The moment in Colbert’s show was brief and came amid a longer piece about Herman Cain’s controversial idea to build a deadly electrified fence across the U.S. border. Cain has waffled on the proposal, at first saying he was joking, then apologizing for its insensitivity but not exactly retreating from it. Colbert later used an image of Cain and Hitler next to each other.

“Electrified fence,” said Colbert. “Classic joke.  It’s like, ‘Who’s on first, what’s on fire?’ I don’t know. How many people has it killed?

“But the real punch line of the joke is that it’s not a joke,” said Colbert, playing a clip of Cain sort of walking back the statement. “He’s joking unless you’re into the idea, in which case he means it.”

Watch the clip at Colbert’s Comedy Central website.

Colbert  has made the rights of migrant workers a cause and testified on the subject least year on Capitol Hill.    Colbert broke sarcastic character once during his testimony. He was asked at the hearing by Rep. Judy Chu, D-Calif., why he chose this issue.

“I like talking about people who don’t have any power. And this seems to be [about] people without any power,” he said, arguing that migrant workers “don’t have any rights.

“We invite them here and ask them to leave,” he said.

But the use of Hitler for any sort of comparison is generally verboten in American politics and popular culture.

ESPN recently fired country music star Hank Williams, Jr., after he seemed to compare President Obama to Hitler. The fashion designer John Galliano was fired by Christian Dior after being recorded praising Hitler.

Certainly, the rules are different for a comedy show. Colbert often uses Hitler to make a point. Check out the number of clips tagged “Adolf  Hitler” on his website.

Back in January, following the shooting of Rep.
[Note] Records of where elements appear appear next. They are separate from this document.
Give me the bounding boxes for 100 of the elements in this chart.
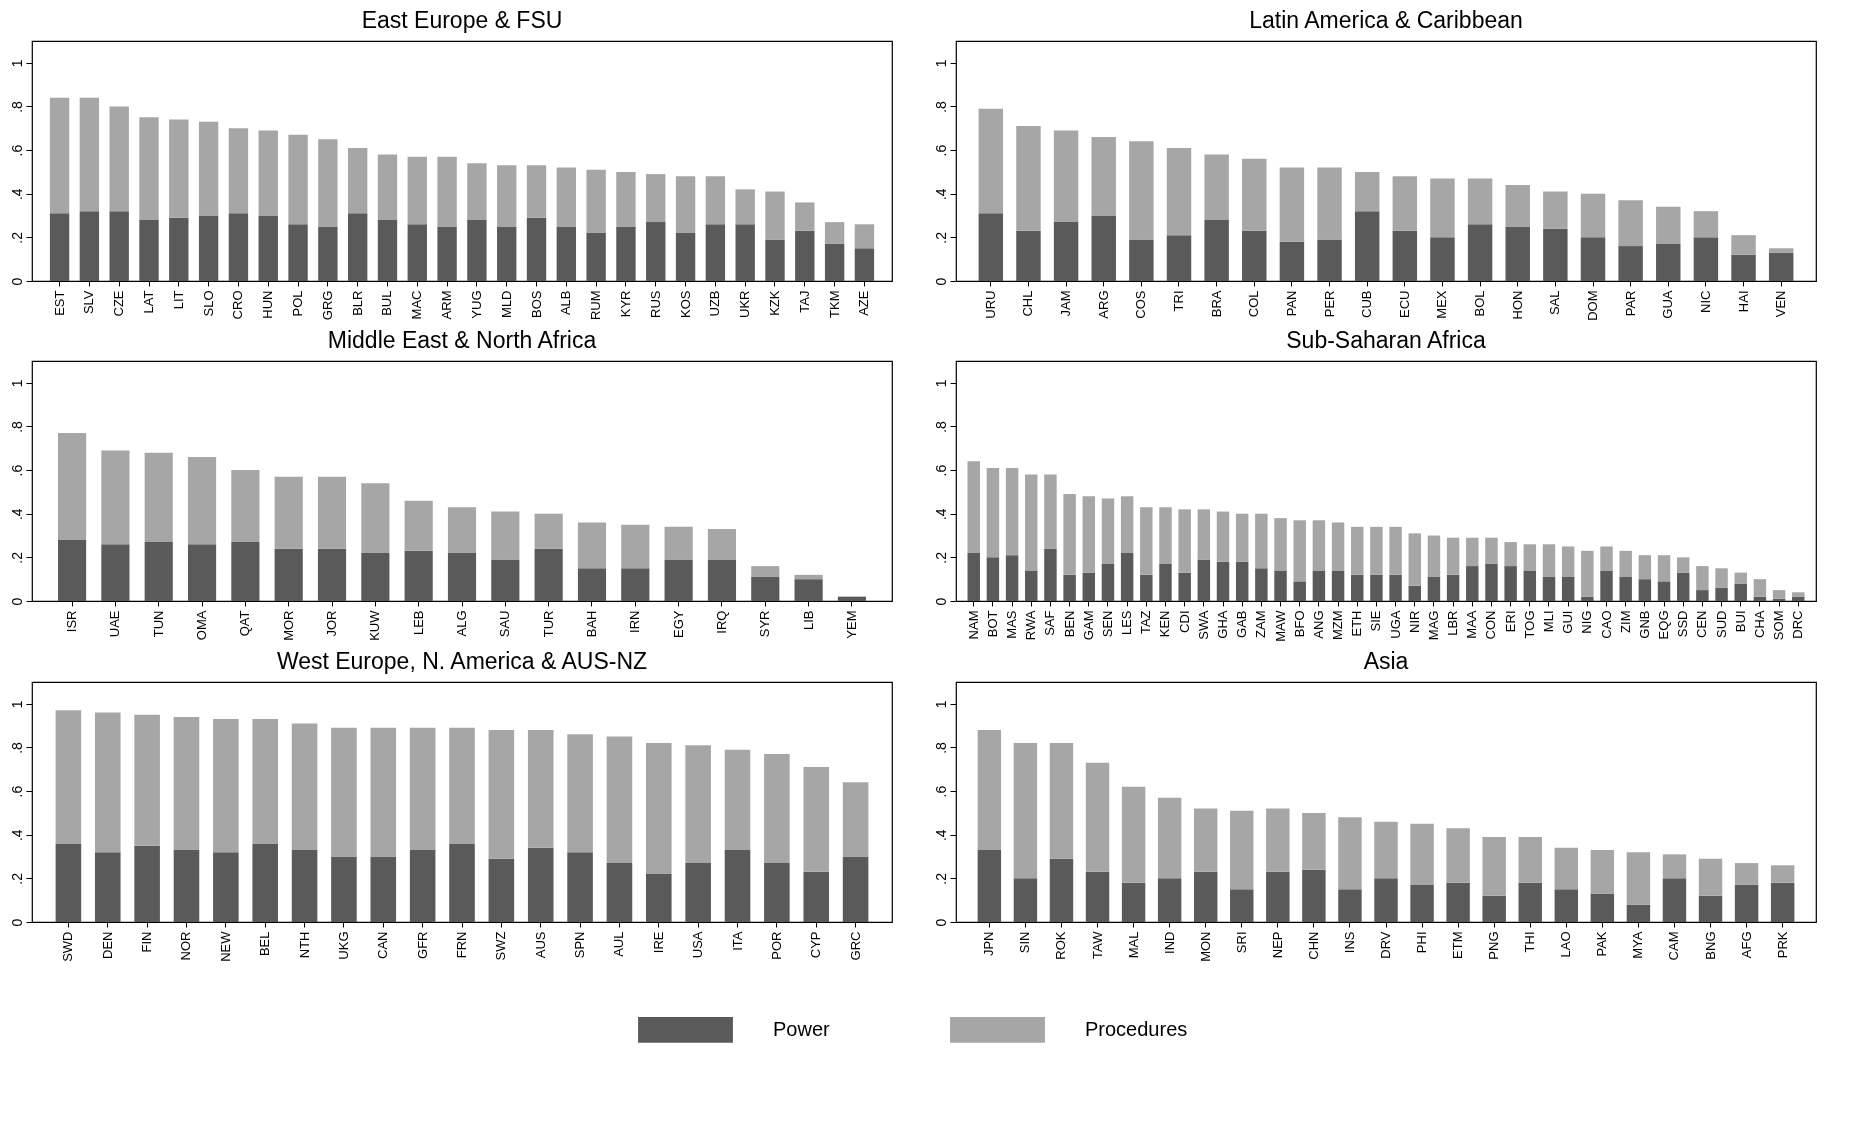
bar bbox=[842, 856, 869, 922]
bar bbox=[1619, 577, 1632, 601]
bar bbox=[449, 727, 475, 844]
bar bbox=[1230, 889, 1254, 922]
bar bbox=[1317, 239, 1342, 281]
x-tick-label: HAI bbox=[1735, 290, 1751, 313]
x-tick-label: CAN bbox=[375, 931, 391, 959]
bar bbox=[467, 219, 487, 281]
x-tick-label: RUM bbox=[588, 290, 604, 321]
bar bbox=[1121, 786, 1146, 883]
bar bbox=[1091, 215, 1116, 281]
bar bbox=[488, 730, 515, 859]
bar bbox=[1216, 561, 1230, 601]
bar bbox=[1317, 167, 1342, 240]
x-tick-label: IRQ bbox=[713, 610, 729, 634]
bar bbox=[55, 843, 82, 922]
bar bbox=[1255, 513, 1268, 569]
bar bbox=[1656, 243, 1681, 281]
bar bbox=[577, 522, 607, 569]
x-tick-label: VEN bbox=[1773, 290, 1789, 318]
x-tick-label: AZE bbox=[856, 290, 872, 316]
bar bbox=[1618, 200, 1643, 247]
x-tick-label: TAZ bbox=[1138, 610, 1154, 635]
bar bbox=[1638, 555, 1652, 580]
x-tick-label: ZIM bbox=[1617, 610, 1633, 633]
bar bbox=[274, 548, 303, 601]
x-tick-label: MAA bbox=[1464, 610, 1480, 639]
x-tick-label: ROK bbox=[1053, 931, 1069, 960]
bar bbox=[1657, 581, 1671, 601]
bar bbox=[274, 476, 303, 549]
bar bbox=[1374, 821, 1398, 879]
x-tick-label: SWD bbox=[60, 931, 76, 962]
y-tick-label: 1 bbox=[932, 59, 949, 68]
bar bbox=[1178, 572, 1191, 601]
y-tick-label: .6 bbox=[932, 785, 949, 798]
bar bbox=[751, 566, 780, 577]
x-tick-label: BOL bbox=[1472, 290, 1488, 317]
bar bbox=[1656, 206, 1681, 244]
bar bbox=[1408, 585, 1421, 601]
x-tick-label: RWA bbox=[1023, 610, 1039, 641]
bar bbox=[1242, 230, 1267, 281]
bar bbox=[57, 539, 87, 601]
x-tick-label: SPN bbox=[572, 931, 588, 959]
bar bbox=[1159, 563, 1172, 601]
bar bbox=[1485, 537, 1498, 564]
bar bbox=[824, 243, 845, 281]
y-tick-label: .2 bbox=[8, 231, 25, 244]
bar bbox=[724, 749, 751, 850]
bar bbox=[794, 579, 823, 601]
bar bbox=[1049, 858, 1074, 922]
bar bbox=[1312, 570, 1326, 601]
bar bbox=[1581, 550, 1594, 597]
bar bbox=[1338, 817, 1362, 890]
bar bbox=[1626, 904, 1651, 922]
x-tick-label: FIN bbox=[139, 931, 155, 953]
x-tick-label: UKG bbox=[335, 931, 351, 960]
bar bbox=[1523, 544, 1537, 571]
bar bbox=[1561, 546, 1575, 577]
bar bbox=[1427, 535, 1441, 577]
bar bbox=[967, 461, 980, 553]
x-tick-label: MON bbox=[1197, 931, 1213, 962]
x-tick-label: TRI bbox=[1171, 290, 1186, 312]
x-tick-label: MAS bbox=[1004, 610, 1020, 639]
x-tick-label: SLV bbox=[81, 290, 97, 315]
bar bbox=[134, 714, 160, 846]
x-tick-label: TKM bbox=[826, 290, 842, 318]
x-tick-label: GAB bbox=[1234, 610, 1250, 638]
x-tick-label: BOT bbox=[984, 610, 1000, 638]
bar bbox=[795, 202, 815, 231]
bar bbox=[1302, 812, 1326, 870]
bar bbox=[79, 211, 100, 281]
x-tick-label: USA bbox=[690, 931, 706, 959]
bar bbox=[1676, 557, 1690, 573]
x-tick-label: YEM bbox=[843, 610, 859, 639]
x-tick-label: CAO bbox=[1598, 610, 1614, 639]
y-tick-label: .4 bbox=[932, 829, 949, 842]
bar bbox=[291, 850, 318, 922]
x-tick-label: NOR bbox=[178, 931, 194, 961]
bar bbox=[447, 553, 477, 601]
bar bbox=[1255, 568, 1268, 601]
x-tick-label: AFG bbox=[1738, 931, 1754, 959]
x-tick-label: CEN bbox=[1694, 610, 1710, 638]
bar bbox=[1446, 882, 1470, 922]
x-tick-label: BEN bbox=[1061, 610, 1077, 638]
bar bbox=[1753, 579, 1767, 597]
x-tick-label: NAM bbox=[965, 610, 981, 640]
bar bbox=[967, 553, 980, 601]
bar bbox=[1053, 222, 1079, 281]
bar bbox=[1715, 587, 1728, 601]
bar bbox=[1693, 237, 1719, 281]
x-tick-label: MAG bbox=[1425, 610, 1441, 641]
x-tick-label: PAN bbox=[1283, 290, 1299, 317]
bar bbox=[447, 507, 477, 553]
bar bbox=[449, 843, 475, 922]
bar bbox=[1005, 467, 1019, 556]
x-tick-label: LEB bbox=[410, 610, 426, 636]
bar bbox=[1044, 474, 1057, 549]
bar bbox=[1518, 836, 1542, 883]
x-tick-label: NIG bbox=[1579, 610, 1595, 634]
bar bbox=[291, 723, 318, 850]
Gabrielle Giffords, D-Ariz., Colbert jokingly called President Obama Hitler before praising his speech in Tucson after the shooting. Colbert joked that by calling Obama Hitler and praising the speech he had found a way to praise Hitler.

But Colbert’s Comedy Central colleague, Jon Stewart, has lambasted lawmakers from both parties for using Nazi analogies, especially in the wake of the Giffords shooting, devoting a large portion of several shows during a week in January to it.

Colbert’s ironic comedy, beneath his character, usually seems to have a point. In calling Obama Hitler to praise his speech, Colbert seemed to really be praising the speech. Whereas, in using the clip from “Downfall,” he really seemed to be criticizing Cain.

He has a SuperPac that airs ironic TV ads, apparently to make a point about the ability of anonymous donors to influence politics. This week, the organization released an advertisement about the NBA lockout.

Read more about Colbert’s SuperPAC .

An email to Colbert’s spokesperson was not immediately returned.

*This post originally misidentified the move clip as the 2004 German movie “Downfall.”